The complement of co-operative evolution is competitive evolution. In a group undergoing competitive evolution, entities only remain in the group if they are able to compete effectively against the other entities in the group. As a consequence, the average ability of entities to compete will tend to increase over time as those entities which compete poorly are removed. Competition may occur either as a result of competitive interactions within the group or as a result of some external selective mechanism. In a software marketplace, for example, competition between software systems is determined by customer preferences. Those which are preferred by customers will survive and continue to be evolved; those which are not preferred by customers may be discontinued and removed from the marketplace. Accordingly, the average quality of software systems will tend to increase over time.
Evolution is a process which leads to change within an entity or group of entities over a period of time. Evolution results from some process or processes of variation acting upon the representation of an entity or group of entities. Importantly, an entity can undergo a certain evolutionary change if and only if this change is possible as a result of processes of change acting upon the entity's representation. Evolvability is the capacity for an evolutionary system to evolve in a particular direction; and is determined by the nature of the entity, by the flexibility of the entity's representation, and by the ability of the variation operators to induce appropriate change. Directed evolution, which can lead to evolution carrying out a process of search, can be encouraged within groups of entities through both co-operative and competitive mechanisms.
The interest of the scientific and engineering communities in developing a unified view
of evolution is a recent phenomenon [Nehaniv, 2003]. Nevertheless, there is
considerable commonality between the evolutionary processes which occur in different
kinds of system: and a growing view that lessons learnt from one evolutionary domain
can be applied within other evolutionary domains.
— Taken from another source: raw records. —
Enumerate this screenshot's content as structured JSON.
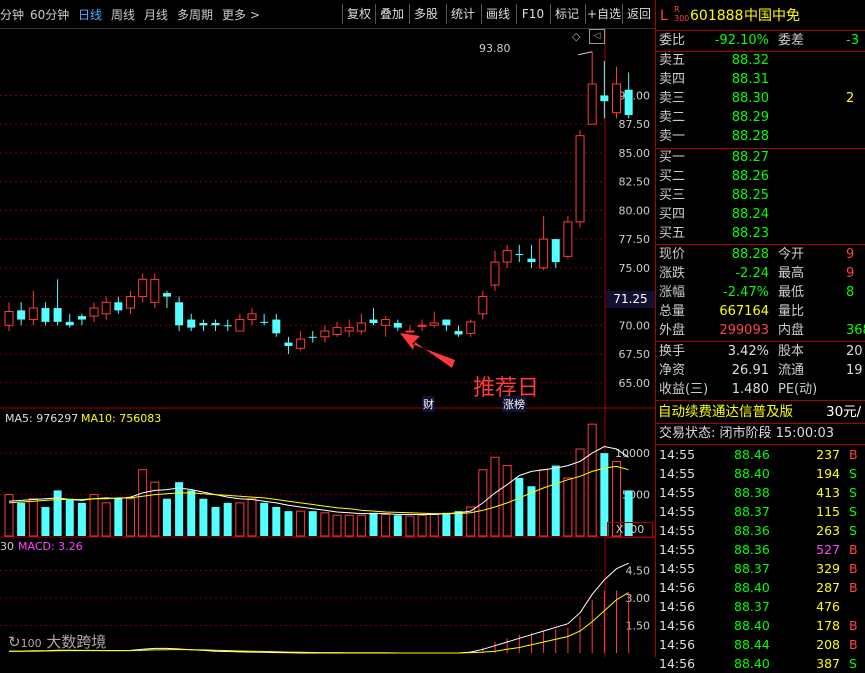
{
  "toolbar": {
    "tabs": [
      "分钟",
      "60分钟",
      "日线",
      "周线",
      "月线",
      "多周期",
      "更多"
    ],
    "active_tab": "日线",
    "more_arrow": ">",
    "buttons": [
      "复权",
      "叠加",
      "多股",
      "统计",
      "画线",
      "F10",
      "标记",
      "+自选",
      "返回"
    ]
  },
  "chart": {
    "y_ticks": [
      "90.00",
      "87.50",
      "85.00",
      "82.50",
      "80.00",
      "77.50",
      "75.00",
      "72.50",
      "70.00",
      "67.50",
      "65.00"
    ],
    "high_label": "93.80",
    "current_price_tag": "71.25",
    "annotation": "推荐日",
    "event_tag_cai": "财",
    "event_tag_zhang": "涨榜",
    "vol_legend": {
      "ma5": "MA5: 976297",
      "ma10": "MA10: 756083"
    },
    "vol_ticks": [
      "10000",
      "5000"
    ],
    "vol_unit": "X100",
    "macd_legend": {
      "prefix": "30",
      "macd": "MACD: 3.26"
    },
    "macd_ticks": [
      "4.50",
      "3.00",
      "1.50"
    ],
    "watermark": "大数跨境"
  },
  "chart_data": {
    "type": "candlestick",
    "ylim": [
      63.5,
      95
    ],
    "candles": [
      {
        "o": 70.0,
        "c": 71.2,
        "h": 72.0,
        "l": 69.5,
        "up": true
      },
      {
        "o": 71.3,
        "c": 70.5,
        "h": 72.0,
        "l": 70.0,
        "up": false
      },
      {
        "o": 70.5,
        "c": 71.5,
        "h": 73.0,
        "l": 70.0,
        "up": true
      },
      {
        "o": 71.5,
        "c": 70.3,
        "h": 72.0,
        "l": 70.0,
        "up": false
      },
      {
        "o": 70.3,
        "c": 71.5,
        "h": 74.0,
        "l": 70.0,
        "up": false
      },
      {
        "o": 70.3,
        "c": 70.0,
        "h": 71.0,
        "l": 69.8,
        "up": false
      },
      {
        "o": 70.8,
        "c": 70.5,
        "h": 71.0,
        "l": 70.0,
        "up": false
      },
      {
        "o": 70.8,
        "c": 71.5,
        "h": 72.0,
        "l": 70.3,
        "up": true
      },
      {
        "o": 71.0,
        "c": 72.0,
        "h": 72.5,
        "l": 70.5,
        "up": true
      },
      {
        "o": 72.0,
        "c": 71.3,
        "h": 72.5,
        "l": 71.0,
        "up": false
      },
      {
        "o": 71.5,
        "c": 72.5,
        "h": 73.0,
        "l": 71.0,
        "up": true
      },
      {
        "o": 72.5,
        "c": 74.0,
        "h": 74.5,
        "l": 72.0,
        "up": true
      },
      {
        "o": 74.0,
        "c": 72.0,
        "h": 74.5,
        "l": 71.5,
        "up": true
      },
      {
        "o": 72.5,
        "c": 72.8,
        "h": 73.0,
        "l": 71.5,
        "up": false
      },
      {
        "o": 72.0,
        "c": 70.0,
        "h": 72.5,
        "l": 69.5,
        "up": false
      },
      {
        "o": 70.5,
        "c": 69.8,
        "h": 71.0,
        "l": 69.5,
        "up": false
      },
      {
        "o": 70.2,
        "c": 70.0,
        "h": 70.5,
        "l": 69.5,
        "up": false
      },
      {
        "o": 70.2,
        "c": 70.0,
        "h": 70.5,
        "l": 69.5,
        "up": false
      },
      {
        "o": 70.0,
        "c": 70.0,
        "h": 70.5,
        "l": 69.5,
        "up": false
      },
      {
        "o": 69.5,
        "c": 70.5,
        "h": 71.0,
        "l": 69.5,
        "up": true
      },
      {
        "o": 70.5,
        "c": 71.0,
        "h": 71.5,
        "l": 70.0,
        "up": true
      },
      {
        "o": 70.3,
        "c": 70.3,
        "h": 71.0,
        "l": 70.0,
        "up": false
      },
      {
        "o": 70.5,
        "c": 69.3,
        "h": 71.0,
        "l": 69.0,
        "up": false
      },
      {
        "o": 68.2,
        "c": 68.5,
        "h": 69.0,
        "l": 67.5,
        "up": false
      },
      {
        "o": 68.0,
        "c": 68.8,
        "h": 69.5,
        "l": 67.8,
        "up": true
      },
      {
        "o": 69.0,
        "c": 69.0,
        "h": 69.5,
        "l": 68.5,
        "up": false
      },
      {
        "o": 69.0,
        "c": 69.5,
        "h": 70.0,
        "l": 68.5,
        "up": true
      },
      {
        "o": 69.2,
        "c": 69.8,
        "h": 70.3,
        "l": 69.0,
        "up": true
      },
      {
        "o": 69.8,
        "c": 69.5,
        "h": 70.5,
        "l": 69.0,
        "up": true
      },
      {
        "o": 69.5,
        "c": 70.2,
        "h": 71.0,
        "l": 69.2,
        "up": true
      },
      {
        "o": 70.2,
        "c": 70.5,
        "h": 71.5,
        "l": 70.0,
        "up": false
      },
      {
        "o": 70.0,
        "c": 70.5,
        "h": 70.8,
        "l": 69.0,
        "up": true
      },
      {
        "o": 70.2,
        "c": 69.8,
        "h": 70.5,
        "l": 69.5,
        "up": false
      },
      {
        "o": 69.5,
        "c": 69.5,
        "h": 70.0,
        "l": 69.5,
        "up": true
      },
      {
        "o": 70.0,
        "c": 70.0,
        "h": 70.5,
        "l": 69.5,
        "up": true
      },
      {
        "o": 70.0,
        "c": 70.2,
        "h": 71.2,
        "l": 69.8,
        "up": true
      },
      {
        "o": 70.5,
        "c": 70.0,
        "h": 70.5,
        "l": 69.5,
        "up": false
      },
      {
        "o": 69.5,
        "c": 69.2,
        "h": 70.0,
        "l": 69.0,
        "up": false
      },
      {
        "o": 69.3,
        "c": 70.3,
        "h": 70.5,
        "l": 69.0,
        "up": true
      },
      {
        "o": 71.0,
        "c": 72.5,
        "h": 73.0,
        "l": 70.5,
        "up": true
      },
      {
        "o": 73.5,
        "c": 75.5,
        "h": 76.5,
        "l": 73.0,
        "up": true
      },
      {
        "o": 75.5,
        "c": 76.5,
        "h": 77.0,
        "l": 75.0,
        "up": true
      },
      {
        "o": 76.2,
        "c": 76.2,
        "h": 77.0,
        "l": 75.5,
        "up": false
      },
      {
        "o": 75.5,
        "c": 75.8,
        "h": 77.0,
        "l": 75.0,
        "up": false
      },
      {
        "o": 75.0,
        "c": 77.5,
        "h": 79.5,
        "l": 74.8,
        "up": true
      },
      {
        "o": 77.5,
        "c": 75.5,
        "h": 77.5,
        "l": 75.0,
        "up": false
      },
      {
        "o": 76.0,
        "c": 79.0,
        "h": 79.5,
        "l": 75.8,
        "up": true
      },
      {
        "o": 79.0,
        "c": 86.5,
        "h": 87.0,
        "l": 78.5,
        "up": true
      },
      {
        "o": 87.5,
        "c": 91.0,
        "h": 93.8,
        "l": 87.5,
        "up": true
      },
      {
        "o": 90.0,
        "c": 89.5,
        "h": 93.0,
        "l": 88.0,
        "up": false
      },
      {
        "o": 88.5,
        "c": 91.0,
        "h": 92.5,
        "l": 88.0,
        "up": true
      },
      {
        "o": 90.5,
        "c": 88.3,
        "h": 92.0,
        "l": 88.0,
        "up": false
      }
    ],
    "volume_ylim": [
      0,
      14000
    ],
    "volumes": [
      5000,
      4000,
      4500,
      3500,
      5500,
      4500,
      4000,
      5000,
      4000,
      4500,
      4500,
      8000,
      6500,
      4500,
      6500,
      5500,
      4500,
      3500,
      4000,
      4000,
      4500,
      4000,
      3500,
      3000,
      3000,
      3000,
      2800,
      2500,
      2500,
      2500,
      2800,
      2600,
      2500,
      2400,
      2500,
      2600,
      2800,
      3000,
      3500,
      8000,
      9500,
      8500,
      7000,
      6000,
      8000,
      8500,
      7000,
      10500,
      13500,
      10000,
      9000,
      5500
    ],
    "ma5": [
      4200,
      4300,
      4400,
      4500,
      4600,
      4400,
      4300,
      4500,
      4600,
      4500,
      4700,
      5200,
      5500,
      5600,
      5800,
      5600,
      5300,
      5000,
      4700,
      4500,
      4400,
      4200,
      4000,
      3700,
      3500,
      3300,
      3100,
      2900,
      2800,
      2700,
      2700,
      2700,
      2600,
      2600,
      2600,
      2600,
      2700,
      2800,
      3000,
      4000,
      5200,
      6200,
      7300,
      7800,
      8000,
      8200,
      8500,
      9000,
      10000,
      10800,
      10500,
      9500
    ],
    "ma10": [
      4000,
      4100,
      4200,
      4300,
      4400,
      4400,
      4400,
      4500,
      4500,
      4600,
      4600,
      4800,
      5000,
      5100,
      5200,
      5200,
      5100,
      5000,
      4900,
      4800,
      4700,
      4600,
      4400,
      4200,
      4000,
      3800,
      3600,
      3400,
      3300,
      3100,
      3000,
      2900,
      2850,
      2800,
      2750,
      2700,
      2700,
      2700,
      2800,
      3100,
      3500,
      4000,
      4600,
      5200,
      5800,
      6300,
      6800,
      7200,
      7800,
      8200,
      8400,
      8000
    ],
    "macd_ylim": [
      0,
      6
    ],
    "macd_dif": [
      0.1,
      0.1,
      0.12,
      0.12,
      0.15,
      0.15,
      0.14,
      0.14,
      0.13,
      0.13,
      0.14,
      0.2,
      0.25,
      0.25,
      0.22,
      0.18,
      0.14,
      0.1,
      0.08,
      0.06,
      0.05,
      0.04,
      0.02,
      0.01,
      0.0,
      0.0,
      0.0,
      0.0,
      0.0,
      0.0,
      0.0,
      0.0,
      0.0,
      0.0,
      0.0,
      0.0,
      0.0,
      0.0,
      0.05,
      0.2,
      0.4,
      0.6,
      0.8,
      1.0,
      1.2,
      1.4,
      1.6,
      2.2,
      3.2,
      4.0,
      4.6,
      4.9
    ],
    "macd_dea": [
      0.1,
      0.1,
      0.1,
      0.11,
      0.12,
      0.13,
      0.13,
      0.13,
      0.13,
      0.13,
      0.13,
      0.15,
      0.17,
      0.18,
      0.19,
      0.18,
      0.17,
      0.15,
      0.13,
      0.11,
      0.1,
      0.08,
      0.07,
      0.05,
      0.04,
      0.03,
      0.02,
      0.02,
      0.01,
      0.01,
      0.01,
      0.01,
      0.0,
      0.0,
      0.0,
      0.0,
      0.0,
      0.0,
      0.02,
      0.05,
      0.1,
      0.2,
      0.3,
      0.45,
      0.6,
      0.75,
      0.9,
      1.2,
      1.7,
      2.3,
      2.9,
      3.3
    ],
    "macd_hist": [
      0,
      0,
      0,
      0,
      0,
      0,
      0,
      0,
      0,
      0,
      0,
      0,
      0,
      0,
      0,
      0,
      0,
      0,
      0,
      0,
      0,
      0,
      0,
      0,
      0,
      0,
      0,
      0,
      0,
      0,
      0,
      0,
      0,
      0,
      0,
      0,
      0,
      0,
      0.1,
      0.3,
      0.6,
      0.8,
      1.0,
      1.1,
      1.2,
      1.3,
      1.4,
      2.0,
      2.9,
      3.4,
      3.4,
      3.2
    ]
  },
  "quote": {
    "flag": "L",
    "flag_sub": "R\n300",
    "code": "601888",
    "name": "中国中免",
    "weibi_label": "委比",
    "weibi": "-92.10%",
    "weicha_label": "委差",
    "weicha": "-3",
    "asks": [
      {
        "label": "卖五",
        "price": "88.32",
        "vol": ""
      },
      {
        "label": "卖四",
        "price": "88.31",
        "vol": ""
      },
      {
        "label": "卖三",
        "price": "88.30",
        "vol": "2"
      },
      {
        "label": "卖二",
        "price": "88.29",
        "vol": ""
      },
      {
        "label": "卖一",
        "price": "88.28",
        "vol": ""
      }
    ],
    "bids": [
      {
        "label": "买一",
        "price": "88.27",
        "vol": ""
      },
      {
        "label": "买二",
        "price": "88.26",
        "vol": ""
      },
      {
        "label": "买三",
        "price": "88.25",
        "vol": ""
      },
      {
        "label": "买四",
        "price": "88.24",
        "vol": ""
      },
      {
        "label": "买五",
        "price": "88.23",
        "vol": ""
      }
    ],
    "stats": [
      {
        "l1": "现价",
        "v1": "88.28",
        "c1": "grn",
        "l2": "今开",
        "v2": "9",
        "c2": "red"
      },
      {
        "l1": "涨跌",
        "v1": "-2.24",
        "c1": "grn",
        "l2": "最高",
        "v2": "9",
        "c2": "red"
      },
      {
        "l1": "涨幅",
        "v1": "-2.47%",
        "c1": "grn",
        "l2": "最低",
        "v2": "8",
        "c2": "grn"
      },
      {
        "l1": "总量",
        "v1": "667164",
        "c1": "yel",
        "l2": "量比",
        "v2": "",
        "c2": "wht"
      },
      {
        "l1": "外盘",
        "v1": "299093",
        "c1": "red",
        "l2": "内盘",
        "v2": "368",
        "c2": "grn"
      }
    ],
    "stats2": [
      {
        "l1": "换手",
        "v1": "3.42%",
        "l2": "股本",
        "v2": "20"
      },
      {
        "l1": "净资",
        "v1": "26.91",
        "l2": "流通",
        "v2": "19"
      },
      {
        "l1": "收益(三)",
        "v1": "1.480",
        "l2": "PE(动)",
        "v2": ""
      }
    ],
    "ad": "自动续费通达信普及版",
    "ad_price": "30元/",
    "status": "交易状态: 闭市阶段 15:00:03",
    "ticks": [
      {
        "t": "14:55",
        "p": "88.46",
        "pc": "red",
        "q": "237",
        "qc": "yel",
        "s": "B",
        "sc": "red"
      },
      {
        "t": "14:55",
        "p": "88.40",
        "pc": "red",
        "q": "194",
        "qc": "yel",
        "s": "S",
        "sc": "grn"
      },
      {
        "t": "14:55",
        "p": "88.38",
        "pc": "red",
        "q": "413",
        "qc": "yel",
        "s": "S",
        "sc": "grn"
      },
      {
        "t": "14:55",
        "p": "88.37",
        "pc": "red",
        "q": "115",
        "qc": "yel",
        "s": "S",
        "sc": "grn"
      },
      {
        "t": "14:55",
        "p": "88.36",
        "pc": "red",
        "q": "263",
        "qc": "yel",
        "s": "S",
        "sc": "grn"
      },
      {
        "t": "14:55",
        "p": "88.36",
        "pc": "red",
        "q": "527",
        "qc": "mag",
        "s": "B",
        "sc": "red"
      },
      {
        "t": "14:55",
        "p": "88.37",
        "pc": "red",
        "q": "329",
        "qc": "yel",
        "s": "B",
        "sc": "red"
      },
      {
        "t": "14:56",
        "p": "88.40",
        "pc": "red",
        "q": "287",
        "qc": "yel",
        "s": "B",
        "sc": "red"
      },
      {
        "t": "14:56",
        "p": "88.37",
        "pc": "red",
        "q": "476",
        "qc": "yel",
        "s": "",
        "sc": "red"
      },
      {
        "t": "14:56",
        "p": "88.40",
        "pc": "red",
        "q": "178",
        "qc": "yel",
        "s": "B",
        "sc": "red"
      },
      {
        "t": "14:56",
        "p": "88.44",
        "pc": "red",
        "q": "208",
        "qc": "yel",
        "s": "B",
        "sc": "red"
      },
      {
        "t": "14:56",
        "p": "88.40",
        "pc": "red",
        "q": "387",
        "qc": "yel",
        "s": "S",
        "sc": "grn"
      }
    ]
  },
  "colors": {
    "up": "#ff3a3a",
    "down": "#54ffff",
    "grid": "#7a0000",
    "ma5": "#ffffff",
    "ma10": "#ffff00"
  }
}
The issue of evolvability is
particularly relevant; since an understanding of evolvability is essential in
understanding how best to design and represent artefacts - such as software systems
and engineered products - which are subject to a process of change over time.
Evolvability is also of paramount importance within evolutionary computation systems.
In the past, the choices of representation within evolutionary computation have been
somewhat arbitrary from an evolvability perspective. Typically an evolutionary
computation practitioner will use the form of representation which is most natural or
most common for a given entity; without thinking about whether or not it is evolvable.
In part this is due to a lack of understanding regarding what is and what is not
evolvable. This thesis presents a biologically motivated approach to the development of
an evolvable representation for evolutionary computation: an approach motivated by the
relatively large amount of information concerning evolvability which may be mined from
biological systems. However, this is not the only approach, and it is conceivable that
other, perhaps equally fruitful approaches, could be developed by looking at how
evolution occurs in a much broader range of both natural and artificial systems.